ENEM 2005 - O trabalho infantil na realidade brasileira
Enviada em 20/09/2021
Com a promulgação da “Constituição Cidadã”, em 1988, oriunda do fim da Ditadura Militar, no Brasil, e da reformulação governamental, ocorreu a proibição do exercício de ofícios por menores de quatorze anos e a proibição do trabalho infantil. Entretanto, analogamente, nota-se ainda a conservação da exploração de crianças e adolescentes na realidade brasileira, responsável por comprometer a integridade física e psicológica dos jovens e priva-los de seus direitos.
Em primeira análise, segundo o poeta Mário Quintana, a infelicidade habita nos que não conservam boas vivencias da mocidade. Mediante ao elencado, como exposto no livro “Trabalho infantil: o difícil sonho de ser criança”, da educadora Cristiana Porto, a inserção precoce de infantes no mercado laboral, em decorrência da desigualdade de renda e do subdesenvolvimento no país, impede o pleno aproveitamento da infância, uma vez que impossibilita a realização de atividades típicas desta fase, a exemplo de brincadeiras e explorações lúdicas, fundamentais para o aperfeiçoamento psicomotor e aprendizagens sociais, as quais, quando afetadas, levam a formação de adultos retraídos e limitados.
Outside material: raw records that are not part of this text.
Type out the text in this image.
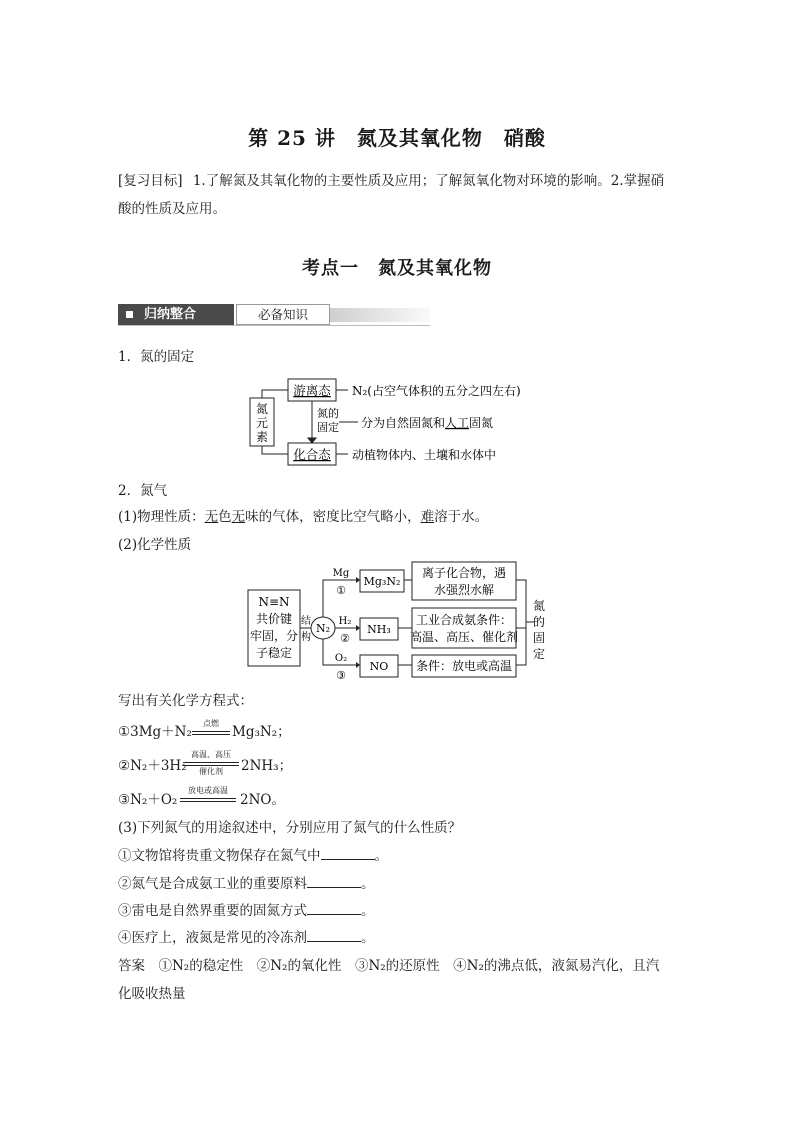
第 25 讲　氮及其氧化物　硝酸
[复习目标] 1.了解氮及其氧化物的主要性质及应用；了解氮氧化物对环境的影响。2.掌握硝
酸的性质及应用。
考点一　氮及其氧化物
归纳整合	必备知识
1．氮的固定
氮
元
素
游离态
化合态
氮的
固定
N₂(占空气体积的五分之四左右)
分为自然固氮和人工固氮
动植物体内、土壤和水体中
2．氮气
(1)物理性质：无色无味的气体，密度比空气略小，难溶于水。
(2)化学性质
N≡N
共价键
牢固，分
子稳定
结
构
N₂
Mg
①
H₂
②
O₂
③
Mg₃N₂
NH₃
NO
离子化合物，遇
水强烈水解
工业合成氨条件：
高温、高压、催化剂
条件：放电或高温
氮
的
固
定
写出有关化学方程式：
①3Mg＋N₂
点燃
Mg₃N₂；
②N₂＋3H₂
高温、高压
催化剂	2NH₃；
③N₂＋O₂
放电或高温
2NO。
(3)下列氮气的用途叙述中，分别应用了氮气的什么性质？
①文物馆将贵重文物保存在氮气中	。
②氮气是合成氨工业的重要原料	。
③雷电是自然界重要的固氮方式	。
④医疗上，液氮是常见的冷冻剂	。
答案　①N₂的稳定性　②N₂的氧化性　③N₂的还原性　④N₂的沸点低，液氮易汽化，且汽
化吸收热量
Por conseguinte, conforme estudos do Instituto Brasileiro de Geografia e Estatística, tais fatores reverberam no âmbito educacional, visto que, devido a conciliação cansativa entre estudos e trabalho, a evasão escolar tende a aumentar, pois por oferecerem remunerações a curto prazo, os ofícios são preferenciados pelos jovens, levando a marginalização estudantil e a perda substancial de ensinamentos e oportunidades. Ademais, como evidenciado pelo depoimento da ex-empregada, Lúcelia Rodrigues, vítima de agressões análogas à escravidão por parte de seus patrões, aos doze anos de idade, por serem dotadas de um menor condicionamento físico e um psicológico ainda em formação, crianças são mais suscetíveis a sofrerem abusos, que acabam por deixarem traumas físicos e mentais permanentes, comprovando a ineficácia desta forma de trabalho.
Infere-se, portanto, a necessidade do combate à emploração trabalhista infantil . A começar pela criação de um projeto de lei na Câmera dos Deputados, voltado ao desenvolvimento de programas assistenciais, que não só ofereçam auxílios socioeconômicos para famílias em situação de pobreza, evitando a precisão de crianças trabalharem, mas também o aumento das fiscalizações, tendo como finalidade a conservar a integridade dos jovens e combater abusos. Outrossim, a promoção de palestras e debates, gerenciados pelo Ministério da Educação, direcionados a conscientização de alunos e responsáveis, acerca dos malefícios do labor precoce e da importância da valorização da infância, colaborando para a garantia do respeito aos direitos e bem-estar de adolescentes e infantes.